銭ゲバ

ついに緑(ミムラ)が荻野(宮川大輔)に接触したことにより、風太郎(松山ケンイチ)の正体を知り、それを茜(木南晴夏 )に教えた時の茜がすごかったです。
「お金のために私に近づいただろうってことは何となくわかってた。風太郎さんがどんな人だろうがどうでもいいの。人殺しだってかまわない。私は風太郎さんを愛してるの。そしていつか風太郎さんに愛してもらいたいの。お姉ちゃんにはきっとわからないよ」
ちょっとうろ覚えなんで違うと思うんですけど、おおよそこんな感じのことを茜はいうわけです。ちょっと鳥肌立っちゃいました。正直、茜っていうのは風太郎に利用されるだけのキャラなのかなって思ってたから、茜の芯の強さが怖かったです。弱そうに見えて実はめちゃくちゃ強いのが茜なら、自分の信念をちゃんと持って揺るがない強い女性と思わせておいて、実は弱かったのが緑。ラストシーンでは車いすに乗って廃人同然になってました。綺麗なものだけを見て世界はそうやって成り立っていると思っていた緑には、父の死という決定的なものを目の前に世界と自分を繋ぐことができなくなってしまったのでしょうね。

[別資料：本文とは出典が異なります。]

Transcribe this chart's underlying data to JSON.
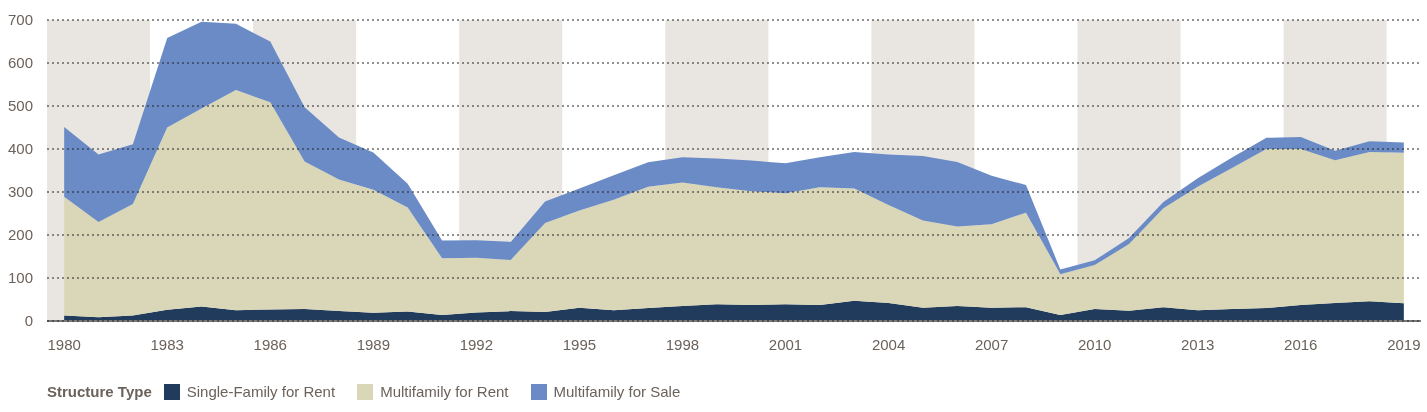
{
  "chart_data": {
    "type": "area",
    "stacked": true,
    "legend_title": "Structure Type",
    "legend": "bottom left",
    "grid": "y",
    "x": [
      1980,
      1981,
      1982,
      1983,
      1984,
      1985,
      1986,
      1987,
      1988,
      1989,
      1990,
      1991,
      1992,
      1993,
      1994,
      1995,
      1996,
      1997,
      1998,
      1999,
      2000,
      2001,
      2002,
      2003,
      2004,
      2005,
      2006,
      2007,
      2008,
      2009,
      2010,
      2011,
      2012,
      2013,
      2014,
      2015,
      2016,
      2017,
      2018,
      2019
    ],
    "series": [
      {
        "name": "Single-Family for Rent",
        "color": "#203b5b",
        "values": [
          13,
          9,
          13,
          26,
          34,
          25,
          27,
          28,
          23,
          19,
          22,
          14,
          20,
          23,
          21,
          31,
          25,
          30,
          35,
          39,
          37,
          39,
          37,
          47,
          42,
          31,
          35,
          31,
          32,
          14,
          28,
          24,
          32,
          25,
          28,
          30,
          37,
          42,
          46,
          41
        ]
      },
      {
        "name": "Multifamily for Rent",
        "color": "#d9d7b7",
        "values": [
          276,
          221,
          259,
          424,
          460,
          512,
          482,
          343,
          306,
          286,
          242,
          132,
          127,
          119,
          207,
          226,
          257,
          282,
          287,
          272,
          265,
          258,
          274,
          261,
          228,
          203,
          185,
          194,
          220,
          95,
          102,
          155,
          230,
          287,
          328,
          370,
          363,
          332,
          347,
          350
        ]
      },
      {
        "name": "Multifamily for Sale",
        "color": "#6a8bc6",
        "values": [
          162,
          157,
          139,
          208,
          202,
          154,
          141,
          126,
          98,
          87,
          55,
          41,
          41,
          42,
          50,
          51,
          57,
          57,
          59,
          67,
          71,
          70,
          70,
          85,
          117,
          150,
          150,
          113,
          64,
          11,
          11,
          14,
          15,
          20,
          24,
          26,
          28,
          22,
          25,
          24
        ]
      }
    ],
    "xlim": [
      1979.5,
      2019.5
    ],
    "xticks": [
      1980,
      1983,
      1986,
      1989,
      1992,
      1995,
      1998,
      2001,
      2004,
      2007,
      2010,
      2013,
      2016,
      2019
    ],
    "ylim": [
      0,
      700
    ],
    "yticks": [
      0,
      100,
      200,
      300,
      400,
      500,
      600,
      700
    ],
    "bands": [
      {
        "axis": "x",
        "from": 1979.5,
        "to": 1982.5,
        "color": "#e9e6e1"
      },
      {
        "axis": "x",
        "from": 1985.5,
        "to": 1988.5,
        "color": "#e9e6e1"
      },
      {
        "axis": "x",
        "from": 1991.5,
        "to": 1994.5,
        "color": "#e9e6e1"
      },
      {
        "axis": "x",
        "from": 1997.5,
        "to": 2000.5,
        "color": "#e9e6e1"
      },
      {
        "axis": "x",
        "from": 2003.5,
        "to": 2006.5,
        "color": "#e9e6e1"
      },
      {
        "axis": "x",
        "from": 2009.5,
        "to": 2012.5,
        "color": "#e9e6e1"
      },
      {
        "axis": "x",
        "from": 2015.5,
        "to": 2018.5,
        "color": "#e9e6e1"
      }
    ]
  }
}
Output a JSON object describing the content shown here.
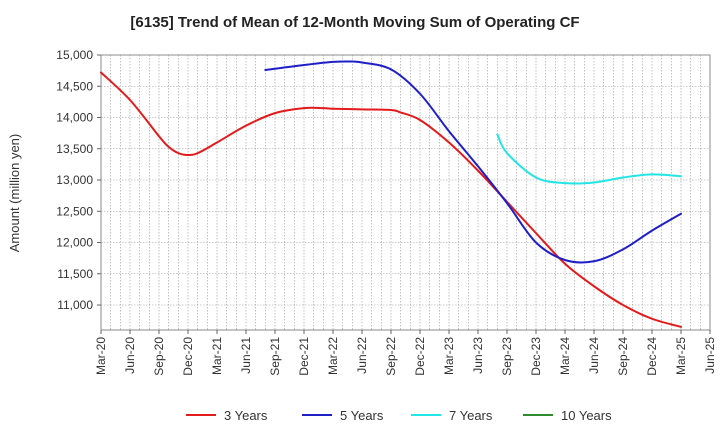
{
  "chart_data": {
    "type": "line",
    "title": "[6135]  Trend of Mean of 12-Month Moving Sum of Operating CF",
    "xlabel": "",
    "ylabel": "Amount (million yen)",
    "ylim": [
      10600,
      15000
    ],
    "yticks": [
      11000,
      11500,
      12000,
      12500,
      13000,
      13500,
      14000,
      14500,
      15000
    ],
    "ytick_labels": [
      "11,000",
      "11,500",
      "12,000",
      "12,500",
      "13,000",
      "13,500",
      "14,000",
      "14,500",
      "15,000"
    ],
    "x_range_months": [
      "Mar-20",
      "Jun-25"
    ],
    "xtick_labels": [
      "Mar-20",
      "Jun-20",
      "Sep-20",
      "Dec-20",
      "Mar-21",
      "Jun-21",
      "Sep-21",
      "Dec-21",
      "Mar-22",
      "Jun-22",
      "Sep-22",
      "Dec-22",
      "Mar-23",
      "Jun-23",
      "Sep-23",
      "Dec-23",
      "Mar-24",
      "Jun-24",
      "Sep-24",
      "Dec-24",
      "Mar-25",
      "Jun-25"
    ],
    "grid": true,
    "legend_position": "bottom",
    "series": [
      {
        "name": "3 Years",
        "color": "#e31a1c",
        "x": [
          "Mar-20",
          "Jun-20",
          "Sep-20",
          "Oct-20",
          "Nov-20",
          "Dec-20",
          "Jan-21",
          "Mar-21",
          "Jun-21",
          "Sep-21",
          "Dec-21",
          "Feb-22",
          "Mar-22",
          "Jun-22",
          "Sep-22",
          "Oct-22",
          "Dec-22",
          "Mar-23",
          "Jun-23",
          "Sep-23",
          "Dec-23",
          "Mar-24",
          "Jun-24",
          "Sep-24",
          "Dec-24",
          "Mar-25"
        ],
        "values": [
          14720,
          14280,
          13700,
          13530,
          13430,
          13400,
          13430,
          13600,
          13870,
          14070,
          14150,
          14150,
          14140,
          14130,
          14120,
          14080,
          13960,
          13600,
          13150,
          12650,
          12150,
          11660,
          11300,
          11000,
          10780,
          10650
        ]
      },
      {
        "name": "5 Years",
        "color": "#1f1fc8",
        "x": [
          "Aug-21",
          "Sep-21",
          "Dec-21",
          "Mar-22",
          "May-22",
          "Jun-22",
          "Sep-22",
          "Dec-22",
          "Mar-23",
          "Jun-23",
          "Sep-23",
          "Dec-23",
          "Mar-24",
          "Jun-24",
          "Sep-24",
          "Dec-24",
          "Mar-25"
        ],
        "values": [
          14760,
          14780,
          14840,
          14890,
          14895,
          14880,
          14770,
          14380,
          13780,
          13220,
          12630,
          12000,
          11720,
          11700,
          11890,
          12190,
          12460
        ]
      },
      {
        "name": "7 Years",
        "color": "#22e5e5",
        "x": [
          "Aug-23",
          "Sep-23",
          "Dec-23",
          "Mar-24",
          "Jun-24",
          "Sep-24",
          "Dec-24",
          "Mar-25"
        ],
        "values": [
          13730,
          13430,
          13040,
          12950,
          12960,
          13040,
          13090,
          13060
        ]
      },
      {
        "name": "10 Years",
        "color": "#2e8b2e",
        "x": [],
        "values": []
      }
    ]
  }
}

そして、風太郎は自分が信じて憎み続けてきたお金に対しての疑問を屋上から人々にお金をばらまいてその様を見ることによって、自分はやはり間違っていないと自己肯定をしています。人は皆、お金を目の前にしたら醜くなるものだ、だから自分の生き方は間違っていないと無理やり捻じ込む風太郎の笑い声には何とも言えない悲しみが混じっているように感じます。
それにしても松ケン、風太郎のにたーっとした笑いがかなり板についてきていてちょっと怖いぐらい。この笑顔を見るとうわーきたーって思っちゃう。